Indeed, the most enduring legacy of Akbar may not be his military conquests or administrative reforms, but the political imagination he bequeathed to the subcontinent. At a time when much of the world was torn apart by religious conflict, he articulated a vision in which political community could transcend differences of faith. The Mahzar, the Ibadat Khana, the abolition of discriminatory taxes, the patronage of temples and churches, the social contract theory of kingship, the Ishraqi philosophy of divine light illuminating all beings, and the doctrine of sulh-i kul were all manifestations of this larger project.
Modern attempts to portray Akbar as either a tyrant disguised as a liberal or a ruler whose inclusiveness was merely tactical reveal more about contemporary ideological anxieties than about the sixteenth century. Serious historical scholarship, from M. Athar Ali, Irfan Habib, Shireen Moosvi, B. L. Bhadani, and Savitri Chandra to my own work on the Ibadat Khana, has consistently demonstrated the complexity of Mughal governance. The evidence does not support the image of an empire organised around religious persecution. Rather, it reveals a state that, especially under Akbar, sought to reconcile diversity with imperial authority.

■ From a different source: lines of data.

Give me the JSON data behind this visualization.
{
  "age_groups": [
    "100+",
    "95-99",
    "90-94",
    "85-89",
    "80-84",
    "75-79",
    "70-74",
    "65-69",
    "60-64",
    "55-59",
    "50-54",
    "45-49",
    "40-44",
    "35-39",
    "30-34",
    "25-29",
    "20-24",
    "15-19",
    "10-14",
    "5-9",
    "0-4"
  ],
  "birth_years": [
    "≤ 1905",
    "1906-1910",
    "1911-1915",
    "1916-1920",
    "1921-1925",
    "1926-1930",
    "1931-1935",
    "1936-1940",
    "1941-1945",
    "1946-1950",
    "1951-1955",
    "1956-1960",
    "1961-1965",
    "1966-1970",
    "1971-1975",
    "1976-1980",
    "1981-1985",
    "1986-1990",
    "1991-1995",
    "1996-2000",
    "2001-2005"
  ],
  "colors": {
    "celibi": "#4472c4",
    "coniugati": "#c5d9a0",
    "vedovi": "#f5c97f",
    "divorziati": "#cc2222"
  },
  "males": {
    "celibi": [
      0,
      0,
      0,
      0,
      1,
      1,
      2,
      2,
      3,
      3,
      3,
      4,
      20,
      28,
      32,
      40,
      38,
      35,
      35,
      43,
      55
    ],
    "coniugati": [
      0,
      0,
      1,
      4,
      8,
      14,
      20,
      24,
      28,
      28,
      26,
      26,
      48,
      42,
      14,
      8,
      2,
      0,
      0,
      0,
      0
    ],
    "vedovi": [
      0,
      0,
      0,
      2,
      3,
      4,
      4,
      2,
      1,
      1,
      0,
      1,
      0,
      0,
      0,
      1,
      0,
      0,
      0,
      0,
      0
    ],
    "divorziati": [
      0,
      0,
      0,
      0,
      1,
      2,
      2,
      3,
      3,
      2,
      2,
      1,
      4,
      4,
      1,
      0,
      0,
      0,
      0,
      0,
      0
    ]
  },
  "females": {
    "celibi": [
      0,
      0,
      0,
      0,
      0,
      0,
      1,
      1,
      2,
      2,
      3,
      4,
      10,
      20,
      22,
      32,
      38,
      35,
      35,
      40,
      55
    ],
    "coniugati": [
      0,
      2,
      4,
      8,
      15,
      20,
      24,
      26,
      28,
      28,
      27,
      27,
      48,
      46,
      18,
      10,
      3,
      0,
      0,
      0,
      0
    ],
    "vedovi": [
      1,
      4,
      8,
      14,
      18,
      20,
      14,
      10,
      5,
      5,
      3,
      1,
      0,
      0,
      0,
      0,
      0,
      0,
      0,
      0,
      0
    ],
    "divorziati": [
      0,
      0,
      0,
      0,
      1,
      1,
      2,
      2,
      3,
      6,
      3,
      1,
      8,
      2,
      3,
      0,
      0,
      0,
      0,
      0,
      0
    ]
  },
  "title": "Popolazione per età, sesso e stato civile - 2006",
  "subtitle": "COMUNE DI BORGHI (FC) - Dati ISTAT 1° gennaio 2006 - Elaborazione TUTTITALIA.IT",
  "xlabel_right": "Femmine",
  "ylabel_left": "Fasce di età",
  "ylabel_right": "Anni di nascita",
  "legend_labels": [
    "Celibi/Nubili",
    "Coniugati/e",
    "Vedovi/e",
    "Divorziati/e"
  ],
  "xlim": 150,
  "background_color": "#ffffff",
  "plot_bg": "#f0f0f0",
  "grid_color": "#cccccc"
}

In an age increasingly tempted by exclusionary visions of the past and the present, Akbar’s experiment remains historically significant precisely because it points in the opposite direction. His reign reminds us that one of the most powerful states in pre-modern India was built not upon religious uniformity but upon the recognition that a durable political order required space for many faiths, communities, and ways of life. He chose inclusion over exclusion, light over darkness, and peace over perpetual conflict. That lesson, perhaps, is what makes Akbar so controversial and so profoundly relevant today.